Baca berita tanpa iklan. Gabung Kompas.com+

Flexing adalah Sikap Pamer dan Bisa Jadi Hanya Strategi Marketing

Kompas.com - 15/02/2022, 20:30 WIB
Ahmad Naufal Dzulfaroh,
Rizal Setyo Nugroho

Tim Redaksi

KOMPAS.com - Flexing adalah istilah yang digunakan untuk pamer kekayaan. Namun flexing bisa jadi hanya sebagai salah satu strategi marketing

Keberadaan media sosial membuat flexing semakin mudah. Sulit untuk tidak flexing ketika kita memiliki sesuatu untuk dipamerkan.

Secara online, manusia juga ingin sebagai seseorang yang memiliki kekayaan, menarik secara fisik, cerdas, dan populer.

Baca juga: Apa Itu Flexing? Ramai Disebut di Media Sosial dan Apa Tujuannya?

Flexing itu apa?

Menurut Cambridge Dictionary, flexing adalah menunjukkan sesuatu yang dimiliki atau diraih tetapi dengan cara yang dianggap oleh orang lain tidak menyenangkan.

Sedangkan menurut kamus Merriam-Webster, flexing adalah memamerkan sesuatu atau yang dimiliki secara mencolok.

Contoh flexing adalah seorang influencer yang flexing tas buatan desainer atau kemewahan lainnya di media sosial.

Sejarah dan asal mula kata Flexing

Dirangkum dari laman Dictionary.com, asal mula munculnya arti kata flexing adalah bahasa gaul dari kalangan ras kulit hitam untuk "menunjukkan keberanian" atau "pamer" sejak tahun 1990-an.

Dikutip dari Kontan, Rapper Ice Cube secara khusus menggunakannya dalam lagunya tahun 1992 berjudul It Was a Good Day dengan liriknya Saw the police and they rolled right past me/No flexin’, didn’t even look in a n*gga’s direction as I ran the intersection.

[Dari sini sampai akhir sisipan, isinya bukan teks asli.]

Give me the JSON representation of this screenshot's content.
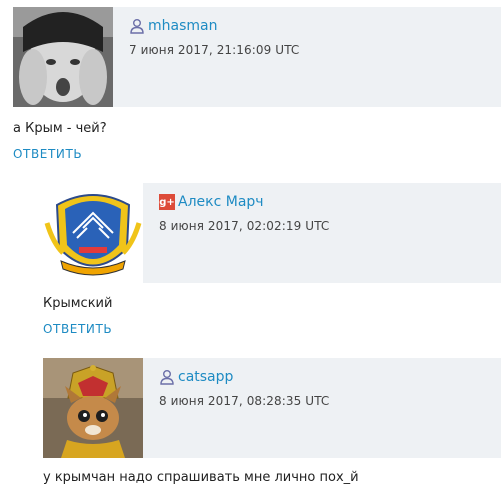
{
  "comments": [
    {
      "author": "mhasman",
      "author_icon": "user-icon",
      "date": "7 июня 2017, 21:16:09 UTC",
      "text": "а Крым - чей?",
      "reply_label": "ОТВЕТИТЬ"
    },
    {
      "author": "Алекс Марч",
      "author_icon": "google-plus-icon",
      "date": "8 июня 2017, 02:02:19 UTC",
      "text": "Крымский",
      "reply_label": "ОТВЕТИТЬ"
    },
    {
      "author": "catsapp",
      "author_icon": "user-icon",
      "date": "8 июня 2017, 08:28:35 UTC",
      "text": "у крымчан надо спрашивать мне лично пох_й"
    }
  ],
  "colors": {
    "link": "#1e8bc3",
    "header_bg": "#eef1f4",
    "gplus": "#dd4b39"
  }
}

Selain itu, asal kata "flex" atau flexing adalah melenturkan otot seseorang, yaitu untuk menunjukkan seberapa kuat fisik seseorang dan seberapa siap seseorang bertarung.

Hal ini menjadi metafora arti flexing adalah mereka berpikir lebih baik dari yang lainnya.

Selanjutnya, kata "flex" atau flexing menjadi populer pada tahun 2014 berkat No Flex Zone dari Rae Sremmurd yang berarti area untuk orang-orang yang santai, bersikap seperti dirinya sendiri, dan tidak pamer atau pura-pura menjadi pribadi yang berbeda.

Dapat disimpulkan dalam bahasa gaul, orang yang flexing adalah dianggap suka berbohong memiliki banyak kekayaan meski realitanya tidak.

Banyak yang berpendapat bahwa kata flexing adalah orang yang palsu, memalsukan, atau memaksakan gaya agar diterima dalam pergaulan.

Baca juga: Fenomena Artis Pamer Kekayaan di Media Sosial, Kok Netizen Menikmati?

 

Pendapat ahli tentang flexing

Akademisi dan praktisi bisnis asal Indonesia Prof. Rhenald Kasali, Ph.D mengatakan, orang kaya yang sesungguhnya tidak ingin menjadi pusat perhatian.

Sebab, ada sebuah pepatah yang mengatakan poverty screams, but wealth whispers.

"Biasanya, kalau semakin kaya orang-orang justru semakin menghendaki privasi, tidak ingin jadi pusat perhatian," tutur guru besar bidang Ilmu manajemen di Fakultas Ekonomi Universitas Indonesia itu. 

Oleh karena itu, flexing menurut Rhenald justru bukan cerminan orang kaya yang sesungguhnya.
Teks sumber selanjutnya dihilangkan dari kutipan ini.